- Key insight: CVB plans to sell Heritage’s $400 million portfolio of purchased mortgages after the deal’s closing date, projected for the second quarter of 2026.
- Forward look: The merged company expects to start with Common Equity Tier 1 capital of 14.6%.
- Expert quote: “We do see the potential benefits, both near- and long-term, of acquiring a like-minded business in a very strong economy and bringing the resources to compete,” Janney Montgomery Scott analyst Timothy Coffey wrote in a research note.
CVB Financial has agreed to pay $811 million in stock for Heritage Commerce Corp. in a deal that gives the Southern California-based buyer a major Bay Area foothold.
Processing Content
The $5.6 billion-asset Heritage, which was founded in 1994 and is based in San Jose, holds deposits totaling $4.6 billion, virtually all of them in the Bay Area, according to the Federal Deposit Insurance Corp.
CVB, which is headquartered about 40 miles east of Los Angeles in Ontario, California, has more than $15 billion of assets.
CVB Chief Executive David Brager termed Bay Area expansion a “key strategic objective” in a press release Wednesday. “This will be the most strategic and the largest acquisition by assets in our history,” Brager said.
On a conference call with analysts, Brager said CVB had considered “several acquisition opportunities” in the last 18 months. The deal with Heritage was a negotiated transaction that solidified after what Brager described as a series of conversations he had with Heritage CEO Clay Jones.
“I think for us it was just the idea of, ‘Let’s create something bigger than either of us individually, let’s create an opportunity to be able to compete with the larger banks,'” Brager said.

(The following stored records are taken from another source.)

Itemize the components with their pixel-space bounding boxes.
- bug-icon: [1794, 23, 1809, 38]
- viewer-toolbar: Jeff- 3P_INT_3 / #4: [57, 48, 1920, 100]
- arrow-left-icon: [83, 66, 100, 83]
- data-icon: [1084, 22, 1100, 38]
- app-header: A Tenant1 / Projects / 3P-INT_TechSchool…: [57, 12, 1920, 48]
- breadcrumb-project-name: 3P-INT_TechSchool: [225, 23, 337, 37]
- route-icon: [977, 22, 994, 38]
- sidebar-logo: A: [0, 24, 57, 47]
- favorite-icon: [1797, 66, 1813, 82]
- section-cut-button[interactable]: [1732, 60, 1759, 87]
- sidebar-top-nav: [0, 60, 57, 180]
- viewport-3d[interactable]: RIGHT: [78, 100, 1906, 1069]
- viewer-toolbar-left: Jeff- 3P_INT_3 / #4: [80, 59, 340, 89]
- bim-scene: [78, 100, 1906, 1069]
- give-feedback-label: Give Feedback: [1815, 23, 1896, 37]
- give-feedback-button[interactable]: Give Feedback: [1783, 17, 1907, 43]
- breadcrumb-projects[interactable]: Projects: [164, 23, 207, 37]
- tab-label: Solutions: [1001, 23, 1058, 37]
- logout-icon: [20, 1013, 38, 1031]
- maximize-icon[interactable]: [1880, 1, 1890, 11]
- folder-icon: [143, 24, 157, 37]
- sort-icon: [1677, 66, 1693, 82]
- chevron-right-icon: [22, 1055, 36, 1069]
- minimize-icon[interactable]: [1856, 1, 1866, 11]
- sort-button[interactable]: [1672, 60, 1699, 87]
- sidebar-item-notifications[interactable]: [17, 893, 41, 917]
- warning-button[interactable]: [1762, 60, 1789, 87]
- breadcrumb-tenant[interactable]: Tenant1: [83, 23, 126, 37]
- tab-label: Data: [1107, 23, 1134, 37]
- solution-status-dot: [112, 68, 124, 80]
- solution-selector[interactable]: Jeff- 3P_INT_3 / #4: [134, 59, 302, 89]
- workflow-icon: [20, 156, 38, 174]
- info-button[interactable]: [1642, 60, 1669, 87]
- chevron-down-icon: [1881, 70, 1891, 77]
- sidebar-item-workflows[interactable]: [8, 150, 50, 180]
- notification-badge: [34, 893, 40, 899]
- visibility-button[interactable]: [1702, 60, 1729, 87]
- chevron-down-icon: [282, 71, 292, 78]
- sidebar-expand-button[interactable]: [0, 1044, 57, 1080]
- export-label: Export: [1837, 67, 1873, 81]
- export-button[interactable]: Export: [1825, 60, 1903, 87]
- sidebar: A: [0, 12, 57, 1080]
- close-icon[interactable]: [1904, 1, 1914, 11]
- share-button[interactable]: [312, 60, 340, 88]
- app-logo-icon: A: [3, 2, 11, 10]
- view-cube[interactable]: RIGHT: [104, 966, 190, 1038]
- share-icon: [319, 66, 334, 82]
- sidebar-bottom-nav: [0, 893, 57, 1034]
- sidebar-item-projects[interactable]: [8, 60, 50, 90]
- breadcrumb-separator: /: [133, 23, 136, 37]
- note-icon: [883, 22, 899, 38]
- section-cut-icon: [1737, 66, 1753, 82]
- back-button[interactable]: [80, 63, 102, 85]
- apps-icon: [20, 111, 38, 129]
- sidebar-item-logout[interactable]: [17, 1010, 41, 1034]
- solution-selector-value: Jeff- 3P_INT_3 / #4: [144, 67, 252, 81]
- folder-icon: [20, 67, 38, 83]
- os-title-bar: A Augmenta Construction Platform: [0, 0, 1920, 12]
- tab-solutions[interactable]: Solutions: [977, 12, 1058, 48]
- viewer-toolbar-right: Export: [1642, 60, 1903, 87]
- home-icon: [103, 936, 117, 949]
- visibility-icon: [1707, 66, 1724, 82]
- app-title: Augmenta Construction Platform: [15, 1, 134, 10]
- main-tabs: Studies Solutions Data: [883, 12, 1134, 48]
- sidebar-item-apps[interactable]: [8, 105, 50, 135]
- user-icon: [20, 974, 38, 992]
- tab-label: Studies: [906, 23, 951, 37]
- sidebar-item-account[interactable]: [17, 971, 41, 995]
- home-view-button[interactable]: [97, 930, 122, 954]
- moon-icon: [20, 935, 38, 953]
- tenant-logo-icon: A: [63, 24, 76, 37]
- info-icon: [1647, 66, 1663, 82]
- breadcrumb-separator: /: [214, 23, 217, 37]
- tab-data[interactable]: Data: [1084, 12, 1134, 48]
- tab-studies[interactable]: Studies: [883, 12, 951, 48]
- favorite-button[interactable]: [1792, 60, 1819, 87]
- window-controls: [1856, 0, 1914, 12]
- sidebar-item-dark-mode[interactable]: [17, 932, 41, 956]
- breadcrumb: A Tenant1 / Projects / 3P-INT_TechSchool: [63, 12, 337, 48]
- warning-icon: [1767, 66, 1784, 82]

Heritage was likely on Citizens’ short list of merger targets, “given how complementary it is from a customer, credit and geographic perspective,” Piper Sandler analyst Matthew Clark wrote Thursday in a research note.
Both institutions consider themselves business banks, and both have loan portfolios weighted heavily to commercial and industrial and commercial real estate lending. Indeed, C&I and CRE loans would comprise nearly 90% of the merged portfolio.
Both are also profitable, reporting returns on average assets above 1% in their third-quarter earnings reports.
For Heritage, the key driver for the deal was attaining the benefits from the pro forma company’s greater size and scale.
“There’s just a number of things that Citizens brings to the table to expand our product offerings,” Jones said on the conference call. “There are inherent synergies that we’ve been looking, in our long-term strategic plan, to build out here at Heritage. This just accelerates that strategic planning footprint and timeline.”
CVB is the holding company for Citizens Business Bank. Heritage’s bank subsidiary is Heritage Bank of Commerce.
The transaction’s $811 million consideration is “a good price for a sizable expansion of the franchise into one of the strongest economies in the country,” Janney Montgomery Scott analyst Timothy Coffey wrote in a research note.
“We do see the potential benefits, both near- and long-term, of acquiring a like-minded business in a very strong economy and bringing the resources to compete,” Coffey added.
The combined company will hold assets of $21.7 billion and deposits of $17.2 billion, and will have a physical presence in all of California’s biggest employment centers, according to Coffey.
The merged company will also have a 14.6% Common Equity Tier 1 Capital ratio, “which should enable us to provide meaningful capacity to continue returning capital to shareholders through both dividends and share buybacks,” CVB Chief Financial Officer Allen Nicholson said during the call with analysts.
Given the robust projected capital levels, neither Brager nor Jones ruled out additional merger-and-acquisition activity. But ensuring the seamless integration of Heritage will be the overriding priority, according to Brager.
“At the end of the day we’ll just have to evaluate the opportunities as they present themselves,” Brager said. “What we’re really focused on is just putting the two banks together. … We want to make sure the combination of Citizens and Heritage goes well first.”
CVB is projecting that the deal will close in the second-quarter of 2026. It expects earnings-per-share accretion of 13% in 2027, and says that tangible book value dilution of 7.7% should be earned back in about two-and-one-half years.
Jones has agreed to stay as president of the merged company. Brager will continue as CEO.
“I’m really excited Clay is joining the team,” Brager said. “We have a good personal relationship. We have a good business relationship. We’ve shared things over the years and talked things through. It’s just going to be great to be on the same team.”
CVB indicated that it plans to sell a $400 million portfolio of purchased mortgages that are on Heritage’s balance sheet, but otherwise signaled broad satisfaction with the composition and quality of Heritage’s assets.
CVB’s projected credit mark, representing its estimate of potential losses in the Heritage loan portfolio, is 1.08%, lower than those reported in many bank mergers.
“We’re going to meld that credit culture very well,” Brager said. “There wasn’t anything that we found [during due diligence] that really stood out to us as something they did that we wouldn’t do.”